L’effroi a saisi l’ouest niçois lorsqu’un homme à scooter a ouvert le feu à une dizaine de reprises sur une automobiliste. Le drame s’est noué peu après 18h, à une intersection située à proximité immédiate d’un lycée. La victime a été prise pour cible à bout portant à travers sa vitre, une exécution d’une violence extrême commise alors que son bébé se trouvait sur le siège passager.
Malgré l’intervention rapide des secours, la conductrice n’a pu être ranimée, tandis que l’enfant, miraculeusement épargné par les projectiles, a été pris en charge par les pompiers.
Le suspect activement recherché par le Raid
Les investigations se sont rapidement accélérées avec la découverte du deux-roues motorisé derrière la gare de Nice. Si le propriétaire du scooter s’est rendu de lui-même à la police pour être placé en garde à vue, les soupçons des enquêteurs du SIPJ 06 se portent désormais sur une autre figure. Le procureur de la République, Damien Martinelli, a précisé que les éléments recueillis orientent l’enquête vers la piste intrafamiliale. L’homme recherché, âgé d’environ 45 ans, est le beau-père du petit ami de la défunte.
Ce suspect n’est pas un inconnu des services de justice récents, puisqu’il avait été placé sous contrôle judiciaire quelques jours plus tôt pour des violences aggravées sur la mère du compagnon de la victime. Une opération d’envergure menée par le Raid a eu lieu dans la nuit de mercredi à jeudi dans une école du nord de la ville, où l’individu disposait d’un logement de fonction. Le suspect ne s’y trouvait pas et demeure, à cette heure, activement recherché par les forces de l’ordre.

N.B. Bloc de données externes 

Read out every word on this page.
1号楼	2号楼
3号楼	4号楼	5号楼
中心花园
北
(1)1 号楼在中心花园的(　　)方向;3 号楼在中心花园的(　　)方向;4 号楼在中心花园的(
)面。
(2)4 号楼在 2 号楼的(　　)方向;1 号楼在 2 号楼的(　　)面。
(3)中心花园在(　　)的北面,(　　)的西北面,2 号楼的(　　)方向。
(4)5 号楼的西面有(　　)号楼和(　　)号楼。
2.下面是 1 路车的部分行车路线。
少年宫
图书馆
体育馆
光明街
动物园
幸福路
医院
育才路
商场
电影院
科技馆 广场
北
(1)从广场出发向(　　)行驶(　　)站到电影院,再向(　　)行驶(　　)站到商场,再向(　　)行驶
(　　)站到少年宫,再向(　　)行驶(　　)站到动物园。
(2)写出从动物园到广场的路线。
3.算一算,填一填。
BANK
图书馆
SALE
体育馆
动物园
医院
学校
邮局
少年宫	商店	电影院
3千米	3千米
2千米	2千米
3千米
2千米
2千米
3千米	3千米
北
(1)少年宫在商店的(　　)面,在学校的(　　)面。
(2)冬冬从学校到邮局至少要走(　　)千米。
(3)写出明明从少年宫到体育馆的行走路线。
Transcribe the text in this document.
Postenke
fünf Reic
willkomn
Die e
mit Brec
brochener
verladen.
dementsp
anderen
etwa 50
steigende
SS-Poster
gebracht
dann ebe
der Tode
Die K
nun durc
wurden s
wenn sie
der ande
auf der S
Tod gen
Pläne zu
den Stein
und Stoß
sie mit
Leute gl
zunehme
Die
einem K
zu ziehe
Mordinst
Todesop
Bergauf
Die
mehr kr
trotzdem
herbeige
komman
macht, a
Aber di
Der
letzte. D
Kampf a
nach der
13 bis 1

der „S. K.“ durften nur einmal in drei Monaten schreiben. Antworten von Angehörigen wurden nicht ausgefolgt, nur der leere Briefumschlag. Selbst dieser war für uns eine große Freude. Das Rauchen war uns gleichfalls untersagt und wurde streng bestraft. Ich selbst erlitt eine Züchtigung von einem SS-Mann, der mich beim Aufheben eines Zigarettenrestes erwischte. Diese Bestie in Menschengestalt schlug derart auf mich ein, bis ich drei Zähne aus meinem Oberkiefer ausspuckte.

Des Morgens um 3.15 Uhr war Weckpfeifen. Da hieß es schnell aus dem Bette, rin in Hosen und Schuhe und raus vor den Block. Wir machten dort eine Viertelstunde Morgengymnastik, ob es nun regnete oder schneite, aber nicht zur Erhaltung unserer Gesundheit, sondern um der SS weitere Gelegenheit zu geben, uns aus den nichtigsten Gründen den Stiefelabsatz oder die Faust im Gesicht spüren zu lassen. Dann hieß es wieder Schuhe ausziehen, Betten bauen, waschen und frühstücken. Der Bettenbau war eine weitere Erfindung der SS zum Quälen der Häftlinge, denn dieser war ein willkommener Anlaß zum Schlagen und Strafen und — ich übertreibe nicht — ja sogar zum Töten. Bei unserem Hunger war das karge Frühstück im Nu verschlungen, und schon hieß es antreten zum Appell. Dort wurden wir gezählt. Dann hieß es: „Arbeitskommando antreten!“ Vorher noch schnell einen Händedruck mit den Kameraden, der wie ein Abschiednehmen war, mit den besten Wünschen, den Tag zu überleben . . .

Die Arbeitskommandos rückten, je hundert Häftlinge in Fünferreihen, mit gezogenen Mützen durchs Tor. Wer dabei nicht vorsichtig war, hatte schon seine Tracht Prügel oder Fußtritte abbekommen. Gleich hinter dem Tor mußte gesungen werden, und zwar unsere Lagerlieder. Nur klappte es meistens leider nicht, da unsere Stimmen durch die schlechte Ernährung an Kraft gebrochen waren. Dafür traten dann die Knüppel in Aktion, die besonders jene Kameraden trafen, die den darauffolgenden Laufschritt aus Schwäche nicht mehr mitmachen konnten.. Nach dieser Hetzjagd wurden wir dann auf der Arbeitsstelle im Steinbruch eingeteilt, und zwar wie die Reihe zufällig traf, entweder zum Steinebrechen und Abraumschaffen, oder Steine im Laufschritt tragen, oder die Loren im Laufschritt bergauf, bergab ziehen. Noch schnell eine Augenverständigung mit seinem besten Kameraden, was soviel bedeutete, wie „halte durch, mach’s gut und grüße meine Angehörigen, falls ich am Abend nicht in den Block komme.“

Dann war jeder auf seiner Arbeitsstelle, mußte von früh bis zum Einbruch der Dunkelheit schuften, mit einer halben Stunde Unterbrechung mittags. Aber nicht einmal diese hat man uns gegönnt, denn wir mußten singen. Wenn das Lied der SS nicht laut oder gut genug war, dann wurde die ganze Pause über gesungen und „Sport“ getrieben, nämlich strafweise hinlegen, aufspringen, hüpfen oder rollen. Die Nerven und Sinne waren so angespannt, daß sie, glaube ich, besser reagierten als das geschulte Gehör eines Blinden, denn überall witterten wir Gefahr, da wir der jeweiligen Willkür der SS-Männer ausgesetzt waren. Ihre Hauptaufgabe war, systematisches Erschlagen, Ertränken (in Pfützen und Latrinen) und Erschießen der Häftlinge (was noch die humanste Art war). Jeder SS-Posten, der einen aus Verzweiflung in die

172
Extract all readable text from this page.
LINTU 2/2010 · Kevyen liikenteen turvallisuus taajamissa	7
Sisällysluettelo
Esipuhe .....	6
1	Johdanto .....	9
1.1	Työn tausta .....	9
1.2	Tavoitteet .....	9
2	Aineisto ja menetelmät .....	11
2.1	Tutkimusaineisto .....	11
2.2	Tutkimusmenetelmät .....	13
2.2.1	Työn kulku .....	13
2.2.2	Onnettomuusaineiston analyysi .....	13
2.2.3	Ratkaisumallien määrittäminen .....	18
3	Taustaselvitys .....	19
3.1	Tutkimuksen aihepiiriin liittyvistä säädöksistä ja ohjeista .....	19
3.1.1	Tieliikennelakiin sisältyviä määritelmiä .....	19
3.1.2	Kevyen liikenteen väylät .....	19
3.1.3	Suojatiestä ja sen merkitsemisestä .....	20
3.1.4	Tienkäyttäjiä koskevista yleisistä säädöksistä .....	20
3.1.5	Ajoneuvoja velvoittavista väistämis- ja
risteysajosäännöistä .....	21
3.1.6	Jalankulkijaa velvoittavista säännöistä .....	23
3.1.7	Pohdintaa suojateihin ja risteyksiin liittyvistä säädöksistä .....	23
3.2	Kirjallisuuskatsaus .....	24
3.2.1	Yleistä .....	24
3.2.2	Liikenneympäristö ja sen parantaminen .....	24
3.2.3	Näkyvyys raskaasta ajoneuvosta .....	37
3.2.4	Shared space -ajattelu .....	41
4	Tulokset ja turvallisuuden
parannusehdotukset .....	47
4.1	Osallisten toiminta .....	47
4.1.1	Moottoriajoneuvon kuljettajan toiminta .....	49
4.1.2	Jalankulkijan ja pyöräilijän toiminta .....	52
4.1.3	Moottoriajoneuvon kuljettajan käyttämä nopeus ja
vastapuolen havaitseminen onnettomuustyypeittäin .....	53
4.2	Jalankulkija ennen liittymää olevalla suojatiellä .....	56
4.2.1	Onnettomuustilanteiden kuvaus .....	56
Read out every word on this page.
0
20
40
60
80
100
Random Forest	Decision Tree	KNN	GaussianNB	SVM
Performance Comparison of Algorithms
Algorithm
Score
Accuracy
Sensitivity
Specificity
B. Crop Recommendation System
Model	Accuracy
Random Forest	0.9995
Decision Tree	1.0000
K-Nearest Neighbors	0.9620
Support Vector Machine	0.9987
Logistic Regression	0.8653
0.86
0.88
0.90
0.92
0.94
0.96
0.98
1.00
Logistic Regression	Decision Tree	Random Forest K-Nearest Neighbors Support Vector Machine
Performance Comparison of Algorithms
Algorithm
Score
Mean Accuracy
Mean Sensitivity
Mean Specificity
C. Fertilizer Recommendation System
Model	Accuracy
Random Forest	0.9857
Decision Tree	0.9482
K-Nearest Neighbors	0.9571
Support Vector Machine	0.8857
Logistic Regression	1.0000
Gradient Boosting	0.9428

Campagne électorale (en partie) suspendue
Face au choc immense qui a frappé notre ville après l’assassinat d’une femme hier, avenue Matisse à Nice alors que son bébé se trouvait dans la voiture, j’ai accepté la proposition de @JulietteChesnel de suspendre la campagne municipale pendant 3 jours, jusqu’à dimanche prochain.
— Eric Ciotti (@eciotti) January 22, 2026
L’onde de choc a immédiatement atteint la sphère politique locale en pleine période de municipales. Christian Estrosi a dénoncé un « acte d’une barbarie inouïe », tandis que Juliette Chesnel-Le Roux, tête de liste de gauche, a pris la décision radicale de suspendre sa campagne pour une durée de trois jours. « Cette suspension est un acte de responsabilité. Elle marque notre refus absolu de la barbarie, notre engagement constant contre les violences faites aux femmes, et notre volonté de ne jamais banaliser l’inacceptable », a-t-elle déclaré. En début d’après-midi, Eric Ciotti a annoncé faire de même.
Le procureur a ouvert une enquête pour meurtre aggravé afin de déterminer avec précision le mobile de ce crime qui a bouleversé la cité azuréenne. Les autorités poursuivent de nombreuses investigations pour localiser le ou les individus impliqués dans cet assassinat.